The url property must use a http or a https link.
module-module_name-autotools-non-release-build
Exceptions allowed: No
A module in the Flatpak manifest
using buildsystem autotools sets --enable-debug=no.
This is not allowed.
no-exportable-icon-installed
Exceptions allowed: No
This means that no exportable icons were found in the proper location.
An icon is considered by Flatpak to be exportable if it matches any of
the following patterns: $FLATPAK_ID, $FLATPAK_ID-foo, $FLATPAK_ID.foo.
They may end with extension suffixes like .png, .svg or .svgz.
non-svg-icon-in-scalable-folder
Exceptions allowed: No
An icon file with an extension other than .svg, .svgz was installed to
$FLATPAK_DEST/share/icons/hicolor/scalable/apps (builddir/share/icons/hicolor/scalable/apps
for the local build directory).
The scalable folder is only reserved for SVG icons.
non-png-icon-in-hicolor-size-folder
Exceptions allowed: No
An icon file with an extension other than .png was installed to
$FLATPAK_DEST/share/icons/hicolor/$size/apps (builddir/share/icons/hicolor/$size/apps
for the local build directory).
The sized folders are only reserved for PNG icons.
toplevel-cleanup-debug
Exceptions allowed: No
The toplevel cleanup property in the Flatpak manifest
has /lib/debug.
This must not be cleaned up as it is used to generate debug data for the Flatpak by Flatpak Builder.
toplevel-no-command
Exceptions allowed: No
The toplevel command property in the Flatpak manifest
is absent.
This property is required.
toplevel-no-modules
Exceptions allowed: No
The Flatpak manifest
has no modules property.
This property is required.
toplevel-command-is-path
Exceptions allowed: No
The toplevel command property in the Flatpak manifest
is a path.
This must be just the name of the main binary of the application and the
binary must be present in $FLATPAK_DEST/bin.
toplevel-unnecessary-branch
Exceptions allowed: No
The toplevel branch or default-branch property in the
Flatpak manifest
is unnecessary.
On Flathub, the branch is set by the builder using --default-branch
argument of Flatpak Builder.
Specifying the branch or default-branch property leads to other issues.
Linter warnings
Warnings are non-fatal but they should be resolved, if possible. Some of them might be promoted to an error in the future if needed.
appstream-screenshot-missing-caption
The MetaInfo file
is missing caption tag for one or more screenshots or the caption
tag is empty.
Please refer to the MetaInfo guidelines for more details.
desktop-file-low-quality-category
The desktop file has one or more low-quality categories and no proper (non low-quality) category.
If this error is accompanied with appstream-missing-categories, it means
that all categories set in desktop file or Metainfo file were filtered.

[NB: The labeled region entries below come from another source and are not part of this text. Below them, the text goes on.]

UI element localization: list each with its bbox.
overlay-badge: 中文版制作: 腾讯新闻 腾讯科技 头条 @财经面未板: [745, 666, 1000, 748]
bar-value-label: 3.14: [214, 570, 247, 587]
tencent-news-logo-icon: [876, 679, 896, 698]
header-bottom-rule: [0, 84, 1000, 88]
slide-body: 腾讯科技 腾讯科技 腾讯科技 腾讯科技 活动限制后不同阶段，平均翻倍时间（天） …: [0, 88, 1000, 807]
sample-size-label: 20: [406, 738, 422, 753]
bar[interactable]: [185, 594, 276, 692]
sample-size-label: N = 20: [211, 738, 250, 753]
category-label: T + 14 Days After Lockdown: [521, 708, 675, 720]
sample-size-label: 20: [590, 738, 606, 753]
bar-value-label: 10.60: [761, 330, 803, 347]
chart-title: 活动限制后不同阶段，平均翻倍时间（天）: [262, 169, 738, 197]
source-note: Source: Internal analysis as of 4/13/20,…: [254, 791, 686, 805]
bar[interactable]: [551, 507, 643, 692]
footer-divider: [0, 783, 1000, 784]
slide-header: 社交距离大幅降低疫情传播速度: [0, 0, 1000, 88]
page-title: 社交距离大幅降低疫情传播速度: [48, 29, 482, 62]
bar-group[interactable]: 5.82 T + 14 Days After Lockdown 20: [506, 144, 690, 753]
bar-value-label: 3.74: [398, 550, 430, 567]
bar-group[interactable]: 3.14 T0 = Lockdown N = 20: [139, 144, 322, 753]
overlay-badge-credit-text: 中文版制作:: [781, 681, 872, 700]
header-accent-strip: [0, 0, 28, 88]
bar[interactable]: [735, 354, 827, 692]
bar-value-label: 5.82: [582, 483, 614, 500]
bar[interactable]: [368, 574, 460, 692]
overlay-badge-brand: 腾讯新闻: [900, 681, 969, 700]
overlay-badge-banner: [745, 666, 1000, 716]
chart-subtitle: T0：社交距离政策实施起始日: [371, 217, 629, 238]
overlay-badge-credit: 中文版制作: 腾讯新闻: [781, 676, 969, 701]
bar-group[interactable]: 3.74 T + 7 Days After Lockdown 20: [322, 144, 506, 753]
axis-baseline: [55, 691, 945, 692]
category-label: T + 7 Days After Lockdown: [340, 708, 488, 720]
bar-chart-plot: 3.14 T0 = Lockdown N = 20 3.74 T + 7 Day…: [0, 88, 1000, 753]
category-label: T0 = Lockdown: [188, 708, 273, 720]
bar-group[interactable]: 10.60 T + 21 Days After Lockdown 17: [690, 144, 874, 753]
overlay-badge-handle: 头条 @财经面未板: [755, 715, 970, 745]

module-module_name-source-md5-deprecated
A module in the Flatpak manifest
is using the deprecated and insecure md5 checksum.
It is recommended to switch to sha256 or sha512.
module-module_name-source-sha1-deprecated
A module in the Flatpak manifest
is using the deprecated sha1 checksum.
It is recommended to switch to sha256 or sha512.
module-module_name-buildsystem-is-plain-cmake
A module in the Flatpak manifest
is using plain cmake as buildsystem.
It is recommended to switch to cmake-ninja as that is usually faster.
module-module_name-cmake-non-release-build
A module in the Flatpak manifest
is using cmake or cmake-ninja as buildsystem has a CMAKE_BUILD_TYPE
value, not of Release, RelWithDebInfo, MinSizeRel.
It is recommended to use one of those as the build type.